CHAIRMAN: DR. KHALID BIN THANI AL THANI
EDITOR-IN-CHIEF: DR. KHALID MUBARAK AL-SHAFI

Views /Opinion

Fair use in an era of generative AI

Dr. Susan L. Karamanian

03 Jan 2024

A recent lawsuit filed in a US federal court by The New York Times Company against defendants Microsoft Corporation and OpenAI entities alleged that the defendants’ generative artificial intelligence (GenAI) tools unauthorizedly used “millions” of The Times’s original work. The copied content, according to The Times, was costly to create and reflected tremendous investigative skill and professional judgment.

The lawsuit sets out how Microsoft’s Bing Chat (later Co-Pilot) and OpenAI’s ChatGPT copied content – some of it under a paywall - and even incorrectly linked The Times to information it had not published, or what is referred to as the practice of “hallucination.” Further, the lawsuit alleges that applicable algorithms, large-language models (LLMs), were “trained” using content from The Times.

For many years technological innovation, reflected in digitalization, has run up against copyright law, which gives exclusive rights to creators. One need only recall Napster, the music download site that has been shuttered. Legal sagas between creators and YouTube are still ongoing. Like other cases, The Times’s lawsuit seeks a court order compensating the creator whose work is copied or forms the basis of content and an injunction to stop defendants from copying in the future.

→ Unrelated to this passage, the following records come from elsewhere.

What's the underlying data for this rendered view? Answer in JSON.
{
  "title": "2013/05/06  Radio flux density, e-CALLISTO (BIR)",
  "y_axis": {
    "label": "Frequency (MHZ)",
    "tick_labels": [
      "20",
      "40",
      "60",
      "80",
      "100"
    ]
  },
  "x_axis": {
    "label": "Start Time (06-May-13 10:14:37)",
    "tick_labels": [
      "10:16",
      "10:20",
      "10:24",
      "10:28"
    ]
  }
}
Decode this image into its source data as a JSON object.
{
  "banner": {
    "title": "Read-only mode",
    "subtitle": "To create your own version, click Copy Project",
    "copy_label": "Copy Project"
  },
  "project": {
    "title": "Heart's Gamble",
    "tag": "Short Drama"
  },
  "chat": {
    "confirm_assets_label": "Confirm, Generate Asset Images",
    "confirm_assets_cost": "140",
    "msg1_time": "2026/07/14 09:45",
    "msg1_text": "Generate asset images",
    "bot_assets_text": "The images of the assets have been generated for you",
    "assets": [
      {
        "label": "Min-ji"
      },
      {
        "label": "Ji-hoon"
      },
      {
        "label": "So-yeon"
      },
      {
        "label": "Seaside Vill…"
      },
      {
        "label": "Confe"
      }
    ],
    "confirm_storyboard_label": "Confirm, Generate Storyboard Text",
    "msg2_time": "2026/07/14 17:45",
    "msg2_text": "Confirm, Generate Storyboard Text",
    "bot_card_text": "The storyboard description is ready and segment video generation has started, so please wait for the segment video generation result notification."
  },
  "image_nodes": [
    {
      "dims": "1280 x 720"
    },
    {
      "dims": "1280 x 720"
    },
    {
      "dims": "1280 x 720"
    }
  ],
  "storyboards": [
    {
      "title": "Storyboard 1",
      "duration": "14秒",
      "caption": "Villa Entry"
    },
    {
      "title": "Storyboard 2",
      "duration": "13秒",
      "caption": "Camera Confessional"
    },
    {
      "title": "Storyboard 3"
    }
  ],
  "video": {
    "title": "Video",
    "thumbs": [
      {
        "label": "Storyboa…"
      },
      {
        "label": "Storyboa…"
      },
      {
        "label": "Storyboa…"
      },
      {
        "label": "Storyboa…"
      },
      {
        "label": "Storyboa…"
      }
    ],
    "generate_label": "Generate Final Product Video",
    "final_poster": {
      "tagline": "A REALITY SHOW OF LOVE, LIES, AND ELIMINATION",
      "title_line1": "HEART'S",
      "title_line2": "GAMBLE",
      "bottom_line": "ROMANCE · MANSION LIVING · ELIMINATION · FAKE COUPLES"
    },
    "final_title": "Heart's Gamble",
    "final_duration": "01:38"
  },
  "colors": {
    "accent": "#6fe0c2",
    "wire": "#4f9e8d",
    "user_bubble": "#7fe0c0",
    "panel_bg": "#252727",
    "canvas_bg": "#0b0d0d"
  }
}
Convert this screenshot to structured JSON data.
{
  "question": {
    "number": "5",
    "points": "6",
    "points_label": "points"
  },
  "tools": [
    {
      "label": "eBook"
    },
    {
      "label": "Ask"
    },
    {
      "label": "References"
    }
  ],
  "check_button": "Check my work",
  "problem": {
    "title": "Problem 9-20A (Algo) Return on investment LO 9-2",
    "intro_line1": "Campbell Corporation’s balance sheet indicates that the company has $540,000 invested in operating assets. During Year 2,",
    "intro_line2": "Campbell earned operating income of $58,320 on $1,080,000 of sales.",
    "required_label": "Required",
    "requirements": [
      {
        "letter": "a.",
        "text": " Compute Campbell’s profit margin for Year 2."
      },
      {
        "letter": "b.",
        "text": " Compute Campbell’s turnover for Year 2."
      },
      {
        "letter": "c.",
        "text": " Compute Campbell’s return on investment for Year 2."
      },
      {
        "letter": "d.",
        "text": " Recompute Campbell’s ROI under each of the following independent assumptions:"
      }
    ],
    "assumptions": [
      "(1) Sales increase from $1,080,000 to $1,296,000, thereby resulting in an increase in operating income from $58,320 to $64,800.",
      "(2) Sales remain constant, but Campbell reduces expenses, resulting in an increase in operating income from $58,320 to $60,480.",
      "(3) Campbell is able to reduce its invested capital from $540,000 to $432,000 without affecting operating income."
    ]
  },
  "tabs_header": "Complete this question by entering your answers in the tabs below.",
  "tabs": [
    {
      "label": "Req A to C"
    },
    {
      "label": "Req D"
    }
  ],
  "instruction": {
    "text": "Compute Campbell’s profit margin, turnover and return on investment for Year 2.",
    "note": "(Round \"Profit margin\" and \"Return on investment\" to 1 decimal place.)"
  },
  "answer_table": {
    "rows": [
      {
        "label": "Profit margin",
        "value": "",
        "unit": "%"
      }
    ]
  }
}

The defendants claim they have the right under the “fair use” doctrine, set out in 17 USC. section 107, to use a copyrighted work “for purposes such as criticism, comment, news reporting, teaching…scholarship, or research.” Fair use, however, is not absolute and the following statutory factors also set out in section 107 shape its application: the “purpose and character of the use” including whether it is commercial or nonprofit educational; the type of work being copied; the amount copied relative to the entire work; and the “effect of the use upon the potential market for or value of the copyrighted work.”

Even if The Times and the defendants can craft a settlement, for example based on The Times’s providing a license to defendants based on defendants’ payment of royalties, other creators may be next in line to sue. Some creators, however, may not pursue litigation as it is burdensome; or they may appreciate the publicity having their work in some fashion linked to GenAI content.

Yet The Times’s lawsuit is eye-opening beyond its generic traditional copying allegations given its revelation about the Microsoft-OpenAI relationship, the shifting of OpenAI from a non-profit to a commercial endeavor, and the nature of the LLMs. The Times admits limited knowledge about the operations of newer LLMs, and if the case goes to the “discovery” phase, it may gain this information. If “fair use” is on the table, then surely the entirety of the algorithms and training sources should be disclosed and publicly disseminated given their value to research.

The thoughts and views expressed are the author’s own and do not necessarily reflect an official University stance.